There has been severe criticism on Iranian social media in recent days over the regime’s failures and its inability to guarantee the safety of buildings and infrastructure in the face of cyber or direct sabotage.
Iran’s leaders are surely very troubled by this spate of accidents, especially the ones in sensitive facilities.
External threats have forced the Islamic Republic in recent years to consolidate its fight to stamp out domestic dissent. It is fair to assume that these incidents will lead to a further ramping up of oppression against the regime’s enemies, both real and fictional.
In June, the UN’s International Atomic Energy Agency adopted a resolution, the first of its kind since 2012, criticising Iran for not letting its inspectors into sites suspected of having been part of the Islamic Republic’s nuclear program.
At the same time, the US is attempting to convince the UN Security Council to extend the arms embargo against Iran, which is set to expire in October, and has threatened to activate the clause within the nuclear agreement allowing any one of the deal’s participants to automatically reimpose all sanctions lifted as part of the deal.
Iran for its part made it clear that such a move will be answered with an “appropriate response.”

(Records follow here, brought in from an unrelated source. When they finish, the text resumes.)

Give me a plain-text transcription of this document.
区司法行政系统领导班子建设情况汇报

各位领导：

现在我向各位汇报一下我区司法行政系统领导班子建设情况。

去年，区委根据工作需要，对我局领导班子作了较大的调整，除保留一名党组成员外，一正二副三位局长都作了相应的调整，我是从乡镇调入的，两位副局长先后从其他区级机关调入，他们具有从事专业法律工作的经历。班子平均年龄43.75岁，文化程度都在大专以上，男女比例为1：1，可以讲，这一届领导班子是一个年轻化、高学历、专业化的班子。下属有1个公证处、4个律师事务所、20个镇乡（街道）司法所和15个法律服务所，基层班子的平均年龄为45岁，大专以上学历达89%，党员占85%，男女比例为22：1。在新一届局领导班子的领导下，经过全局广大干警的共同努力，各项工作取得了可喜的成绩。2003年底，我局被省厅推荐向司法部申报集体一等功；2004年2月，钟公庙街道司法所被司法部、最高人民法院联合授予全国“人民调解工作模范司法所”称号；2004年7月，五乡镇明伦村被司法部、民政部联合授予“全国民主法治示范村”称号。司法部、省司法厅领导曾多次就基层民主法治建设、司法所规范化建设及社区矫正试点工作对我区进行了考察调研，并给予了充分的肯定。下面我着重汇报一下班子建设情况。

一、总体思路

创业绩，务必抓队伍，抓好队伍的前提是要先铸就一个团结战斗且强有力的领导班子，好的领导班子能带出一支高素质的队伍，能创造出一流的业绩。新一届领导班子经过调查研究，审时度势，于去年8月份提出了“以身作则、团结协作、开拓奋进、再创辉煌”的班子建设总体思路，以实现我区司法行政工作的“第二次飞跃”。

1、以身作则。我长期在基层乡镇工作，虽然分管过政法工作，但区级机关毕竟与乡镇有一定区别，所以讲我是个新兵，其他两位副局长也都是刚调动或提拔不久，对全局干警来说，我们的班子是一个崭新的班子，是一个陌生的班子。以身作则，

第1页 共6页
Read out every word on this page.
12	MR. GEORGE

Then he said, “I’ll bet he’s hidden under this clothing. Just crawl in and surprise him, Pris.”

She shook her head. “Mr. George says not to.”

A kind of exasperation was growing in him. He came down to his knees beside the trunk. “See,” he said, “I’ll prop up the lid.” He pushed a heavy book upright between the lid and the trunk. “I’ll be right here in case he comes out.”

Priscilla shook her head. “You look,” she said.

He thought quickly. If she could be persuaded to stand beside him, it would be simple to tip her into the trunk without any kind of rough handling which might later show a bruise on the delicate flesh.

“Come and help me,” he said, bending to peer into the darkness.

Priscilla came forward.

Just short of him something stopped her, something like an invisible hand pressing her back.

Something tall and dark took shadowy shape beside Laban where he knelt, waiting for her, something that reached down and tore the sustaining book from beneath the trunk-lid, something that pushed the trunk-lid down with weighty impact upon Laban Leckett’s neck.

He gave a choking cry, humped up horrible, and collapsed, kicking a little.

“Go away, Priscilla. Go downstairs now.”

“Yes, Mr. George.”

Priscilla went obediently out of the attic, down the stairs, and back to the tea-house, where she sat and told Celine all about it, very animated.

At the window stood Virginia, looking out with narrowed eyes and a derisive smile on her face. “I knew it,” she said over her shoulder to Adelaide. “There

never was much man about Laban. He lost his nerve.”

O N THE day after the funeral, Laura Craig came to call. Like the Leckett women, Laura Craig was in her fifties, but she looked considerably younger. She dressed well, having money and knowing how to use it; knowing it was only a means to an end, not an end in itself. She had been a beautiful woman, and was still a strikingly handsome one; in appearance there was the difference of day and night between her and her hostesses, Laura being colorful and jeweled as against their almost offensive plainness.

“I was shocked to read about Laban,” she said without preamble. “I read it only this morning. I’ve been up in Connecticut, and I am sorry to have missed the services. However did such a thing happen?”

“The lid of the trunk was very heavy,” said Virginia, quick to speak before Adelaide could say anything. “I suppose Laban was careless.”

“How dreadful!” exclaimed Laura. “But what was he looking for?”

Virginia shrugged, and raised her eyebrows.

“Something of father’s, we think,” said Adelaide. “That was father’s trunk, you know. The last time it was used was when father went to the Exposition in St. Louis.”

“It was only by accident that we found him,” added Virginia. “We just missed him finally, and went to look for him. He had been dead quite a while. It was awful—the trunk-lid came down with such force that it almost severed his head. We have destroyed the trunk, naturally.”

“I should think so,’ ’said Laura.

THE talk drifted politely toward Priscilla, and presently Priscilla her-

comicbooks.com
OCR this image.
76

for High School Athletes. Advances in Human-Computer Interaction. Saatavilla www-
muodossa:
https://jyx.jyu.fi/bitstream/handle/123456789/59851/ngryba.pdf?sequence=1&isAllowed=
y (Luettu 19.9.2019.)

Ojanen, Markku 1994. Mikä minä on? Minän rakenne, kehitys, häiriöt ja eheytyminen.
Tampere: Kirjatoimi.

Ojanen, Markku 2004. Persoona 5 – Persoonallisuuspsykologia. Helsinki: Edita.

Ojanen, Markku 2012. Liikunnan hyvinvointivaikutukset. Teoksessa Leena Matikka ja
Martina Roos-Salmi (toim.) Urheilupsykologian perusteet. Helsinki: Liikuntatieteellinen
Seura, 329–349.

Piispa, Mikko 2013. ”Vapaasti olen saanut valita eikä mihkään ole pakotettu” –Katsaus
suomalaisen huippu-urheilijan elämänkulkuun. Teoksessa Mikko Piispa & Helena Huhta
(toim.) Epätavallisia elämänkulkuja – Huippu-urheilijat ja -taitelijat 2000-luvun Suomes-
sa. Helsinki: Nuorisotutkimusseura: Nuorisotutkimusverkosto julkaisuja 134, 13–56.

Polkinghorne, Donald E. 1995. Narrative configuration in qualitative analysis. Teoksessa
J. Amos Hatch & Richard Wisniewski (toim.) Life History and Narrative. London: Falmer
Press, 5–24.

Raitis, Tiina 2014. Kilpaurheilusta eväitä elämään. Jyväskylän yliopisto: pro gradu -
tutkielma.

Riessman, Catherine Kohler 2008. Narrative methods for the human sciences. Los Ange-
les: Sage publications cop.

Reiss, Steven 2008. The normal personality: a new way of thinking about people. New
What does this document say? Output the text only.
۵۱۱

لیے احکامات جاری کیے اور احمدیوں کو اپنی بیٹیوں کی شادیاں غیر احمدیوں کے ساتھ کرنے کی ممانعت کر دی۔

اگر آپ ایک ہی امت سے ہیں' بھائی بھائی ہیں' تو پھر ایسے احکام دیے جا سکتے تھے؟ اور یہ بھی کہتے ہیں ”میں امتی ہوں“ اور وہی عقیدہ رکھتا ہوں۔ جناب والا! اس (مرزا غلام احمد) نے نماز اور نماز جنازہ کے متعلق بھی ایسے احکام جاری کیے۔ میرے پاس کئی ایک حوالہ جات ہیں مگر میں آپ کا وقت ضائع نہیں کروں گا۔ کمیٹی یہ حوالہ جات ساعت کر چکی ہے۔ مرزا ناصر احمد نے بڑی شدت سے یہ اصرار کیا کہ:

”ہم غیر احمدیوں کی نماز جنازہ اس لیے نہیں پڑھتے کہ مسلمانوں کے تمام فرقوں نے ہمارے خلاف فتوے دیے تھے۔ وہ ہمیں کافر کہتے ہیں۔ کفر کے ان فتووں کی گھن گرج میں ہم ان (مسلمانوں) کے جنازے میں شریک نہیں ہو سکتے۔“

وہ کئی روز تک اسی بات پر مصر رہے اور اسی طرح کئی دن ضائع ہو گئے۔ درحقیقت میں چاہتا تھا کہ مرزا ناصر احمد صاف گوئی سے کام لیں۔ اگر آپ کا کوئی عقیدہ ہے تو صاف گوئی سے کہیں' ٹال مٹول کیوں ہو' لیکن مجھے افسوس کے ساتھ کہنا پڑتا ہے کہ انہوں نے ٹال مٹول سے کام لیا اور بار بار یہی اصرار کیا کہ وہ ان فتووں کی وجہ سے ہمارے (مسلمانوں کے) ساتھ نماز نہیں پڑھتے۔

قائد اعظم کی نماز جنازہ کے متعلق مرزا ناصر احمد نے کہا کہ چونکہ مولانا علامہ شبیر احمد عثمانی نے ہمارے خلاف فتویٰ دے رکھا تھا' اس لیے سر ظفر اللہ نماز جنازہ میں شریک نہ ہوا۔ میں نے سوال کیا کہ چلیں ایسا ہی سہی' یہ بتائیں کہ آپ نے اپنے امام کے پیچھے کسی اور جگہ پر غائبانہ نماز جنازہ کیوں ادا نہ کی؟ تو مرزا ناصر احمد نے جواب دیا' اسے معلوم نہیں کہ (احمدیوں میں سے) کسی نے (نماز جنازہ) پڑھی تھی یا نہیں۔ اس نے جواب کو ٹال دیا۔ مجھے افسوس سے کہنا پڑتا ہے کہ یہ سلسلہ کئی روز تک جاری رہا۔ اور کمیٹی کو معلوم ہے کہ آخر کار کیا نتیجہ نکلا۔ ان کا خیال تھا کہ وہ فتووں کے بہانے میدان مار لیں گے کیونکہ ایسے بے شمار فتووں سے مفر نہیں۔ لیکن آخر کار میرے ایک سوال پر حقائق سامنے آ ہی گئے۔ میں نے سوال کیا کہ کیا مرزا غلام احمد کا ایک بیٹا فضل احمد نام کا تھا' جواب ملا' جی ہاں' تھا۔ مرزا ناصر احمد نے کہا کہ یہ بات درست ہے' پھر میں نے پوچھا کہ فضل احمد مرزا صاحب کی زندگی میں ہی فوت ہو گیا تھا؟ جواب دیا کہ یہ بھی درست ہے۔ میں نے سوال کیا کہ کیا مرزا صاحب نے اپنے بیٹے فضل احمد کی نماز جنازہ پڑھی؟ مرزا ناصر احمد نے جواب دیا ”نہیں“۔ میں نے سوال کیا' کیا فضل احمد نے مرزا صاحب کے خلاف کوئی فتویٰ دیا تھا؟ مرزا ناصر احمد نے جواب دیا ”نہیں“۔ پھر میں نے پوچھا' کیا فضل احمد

Radical wings within Iran have also pressured the Government to take more proactive steps in retaliation, starting with axing cooperation with the IAEA or even withdrawing from the Nuclear Non-Proliferation Treaty (NPT).
Even if the latest incidents cannot be connected, and even if most are not the result of sabotage, the heightened sense of alert within Iran could lead to increasingly severe actions, despite its leaders’ reluctance to do anything rash in the four months leading up to the US elections in November.